Anyhow, the whole Experience got me thinking. Should I, as a molder of youngish Minds, publically express political Opinions?  Maybe not.  I do like Students to work through their Ideas for themselves, and Lord knows I held some knuckleheaded Beliefs in my early 20s, beliefs that I would still hold had some Adult tried to convince me that I was Wrong.
In addition, I began to think that I might be hurting some of my Conservative Friend’s feelings.  Yeah, crazy: I have some conservative Friends, a fact more shocking than that I have conservative Family…coz you know what they say about picking Friends and Family.  And, of course, my Intention had been anything but to Offend.  I merely wanted to promote the Notion that ultimately a Liberal could consider Mitt Romney just as undesirable a President as Newt Gingrich.  I was attempting to lend Peace to the Fringe of the GOP base. Still, in comparing the later to Satan and the former to Jeffrey Dahmer, I may have jumped the shark so to speak.  As a result, I offer the following Retraction:
Firstly, Newt Gingrich is not Satan; he is clearly a Mortal Man no better than the Least among us.  I mean one would have to be quite Mortal in order to pursue Impeachment of President Clinton for the Monica Lewinsky Affair whilst as the same time cheating on one’s second Wife with one’s third Wife.  But of course, the prosecution of President Clinton had nothing at all to do with sexual mores or appealing to values voters: Gingrich came after Clinton because he lied to a Federal Investigator, Kenneth Starr. Does anyone know why Starr was Investigating the President's personal Life?  Hmm...  Anyway, lying to a Special Prosecutor is pretty bad.  Clinton had said that he didn’t have Sex with Lewinsky.  But he kinda didn't have sex with Lewinsky; I mean, Sex involves placing one’s…  Well you get the point.  But still, that Impeachment had Nothing at all to do with Sex.  Just like calling Barack Obama the "Entertainer in Chief" or the "Food Stamp President" and offering to visit the NAACP to offer them Jobs instead of Food Stamps has nothing to do with Race.  Nothing at all…

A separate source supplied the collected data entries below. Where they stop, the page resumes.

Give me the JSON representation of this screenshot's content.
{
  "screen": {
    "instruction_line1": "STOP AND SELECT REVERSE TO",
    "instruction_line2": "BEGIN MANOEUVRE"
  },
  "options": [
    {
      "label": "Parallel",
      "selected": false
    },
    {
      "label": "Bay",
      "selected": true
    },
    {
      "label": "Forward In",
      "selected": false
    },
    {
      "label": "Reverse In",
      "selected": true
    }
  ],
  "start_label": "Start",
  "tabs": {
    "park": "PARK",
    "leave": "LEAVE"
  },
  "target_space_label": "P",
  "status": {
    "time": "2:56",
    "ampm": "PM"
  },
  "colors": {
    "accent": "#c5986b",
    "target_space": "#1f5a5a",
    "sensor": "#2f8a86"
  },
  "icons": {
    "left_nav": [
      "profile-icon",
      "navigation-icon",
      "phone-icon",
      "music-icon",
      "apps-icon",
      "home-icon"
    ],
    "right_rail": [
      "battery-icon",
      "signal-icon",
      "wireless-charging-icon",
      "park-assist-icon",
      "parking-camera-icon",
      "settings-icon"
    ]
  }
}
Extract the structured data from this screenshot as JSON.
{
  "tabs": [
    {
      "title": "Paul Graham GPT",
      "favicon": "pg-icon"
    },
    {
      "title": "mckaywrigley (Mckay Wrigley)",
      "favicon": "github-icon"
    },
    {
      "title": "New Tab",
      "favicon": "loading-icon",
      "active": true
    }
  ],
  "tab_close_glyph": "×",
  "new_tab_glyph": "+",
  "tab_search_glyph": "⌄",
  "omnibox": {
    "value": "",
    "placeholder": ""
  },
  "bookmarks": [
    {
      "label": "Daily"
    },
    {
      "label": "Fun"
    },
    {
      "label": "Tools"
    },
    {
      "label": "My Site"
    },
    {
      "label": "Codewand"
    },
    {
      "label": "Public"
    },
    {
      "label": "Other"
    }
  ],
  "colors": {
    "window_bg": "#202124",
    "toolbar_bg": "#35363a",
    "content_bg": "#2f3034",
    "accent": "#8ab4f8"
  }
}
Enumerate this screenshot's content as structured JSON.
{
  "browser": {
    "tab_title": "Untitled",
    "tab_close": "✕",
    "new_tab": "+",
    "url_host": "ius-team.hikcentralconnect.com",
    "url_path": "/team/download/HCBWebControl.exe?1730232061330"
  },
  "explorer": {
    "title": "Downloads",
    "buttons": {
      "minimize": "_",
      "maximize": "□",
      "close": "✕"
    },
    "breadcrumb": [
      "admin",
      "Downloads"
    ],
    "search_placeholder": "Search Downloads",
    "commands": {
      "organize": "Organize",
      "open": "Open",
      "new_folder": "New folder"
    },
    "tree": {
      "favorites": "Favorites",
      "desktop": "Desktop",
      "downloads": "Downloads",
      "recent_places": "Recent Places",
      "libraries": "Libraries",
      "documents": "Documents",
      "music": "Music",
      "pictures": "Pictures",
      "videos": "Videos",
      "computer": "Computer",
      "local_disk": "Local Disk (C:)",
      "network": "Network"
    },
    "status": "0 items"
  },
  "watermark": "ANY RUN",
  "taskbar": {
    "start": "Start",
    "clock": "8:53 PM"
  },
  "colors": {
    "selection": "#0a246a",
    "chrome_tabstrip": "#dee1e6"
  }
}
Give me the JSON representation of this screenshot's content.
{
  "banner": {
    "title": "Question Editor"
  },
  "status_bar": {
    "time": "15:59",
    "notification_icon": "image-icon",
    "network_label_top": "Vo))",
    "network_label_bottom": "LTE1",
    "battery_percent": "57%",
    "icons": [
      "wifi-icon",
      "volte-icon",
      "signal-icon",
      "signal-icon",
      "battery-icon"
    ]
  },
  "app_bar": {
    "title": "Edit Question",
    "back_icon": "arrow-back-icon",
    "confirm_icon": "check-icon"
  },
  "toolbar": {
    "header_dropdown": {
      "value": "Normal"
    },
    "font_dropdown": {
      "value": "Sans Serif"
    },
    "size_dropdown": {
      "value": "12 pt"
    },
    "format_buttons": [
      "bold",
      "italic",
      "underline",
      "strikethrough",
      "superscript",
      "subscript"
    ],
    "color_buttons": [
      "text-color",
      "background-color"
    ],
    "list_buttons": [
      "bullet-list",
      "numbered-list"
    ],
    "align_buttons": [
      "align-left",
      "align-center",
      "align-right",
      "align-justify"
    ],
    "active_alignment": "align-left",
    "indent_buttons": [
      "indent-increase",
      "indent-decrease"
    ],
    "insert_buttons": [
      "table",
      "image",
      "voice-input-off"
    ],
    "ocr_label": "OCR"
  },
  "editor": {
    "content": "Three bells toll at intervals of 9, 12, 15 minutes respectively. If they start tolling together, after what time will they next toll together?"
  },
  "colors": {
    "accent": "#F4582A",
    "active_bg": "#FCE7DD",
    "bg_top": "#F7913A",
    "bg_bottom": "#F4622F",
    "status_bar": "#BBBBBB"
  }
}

Secondly, Mitt Romney is not only NOT a serial Killer: he’s not even a more mundane form of Sociopath.  He believes in Stuff.  You know, like stuff with Values and Principles and stuff.  In fact, he’s so wrapped up in Values that he donated more Money to his Religion – the Mormon Church – than he paid in Taxes last year…and that’s not a joke about Mitt not paying his fair share.  Mitt Romney gave more than one million dollars to the Mormon Church last year. You see: he has Values.  Good old fashion Christian Values.  You know, like believing the Second Coming has already happened…here in America.  You see Joseph Smith found these gold tablets and...well…never mind.  Anyhow, the Mormons believe in good old fashion values, Paternalistic Values, a Father centered family…if you know what I mean.  And some of those Fathers – most of which have only one Wife despite what you’ve heard – get to become Church Elders.  And they even allowed African Americans to serve as Elders as far back as the Dawn of the Civil Rights Movement…way back in 1978. And these Elders are great men: some of them have even heard of Feminism. And then they’ve some really core American beliefs involving Missionary work and Alcohol and Caffeine and...Underwear….  So, Mitt is clearly no Sociopath: he’s a Man of good old fashioned American Mormon Values.
In sum, I apologize to my Students, my Friends of all Parties and Factions, my Family, and, most of all, the Candidates themselves.  I should not have besmirched your Honor nor descended into Name-Calling.  I’m very sorry. I only wish the Candidates could be so Contrite.  Did you hear that Newt did not concede Florida? did not call Mitt to congratulate him on his Victory? in fact that he did just about everything he could to aver that he was in the Race until the Bitter End?  Can you say third party bid, Newt?  This is gonna be great!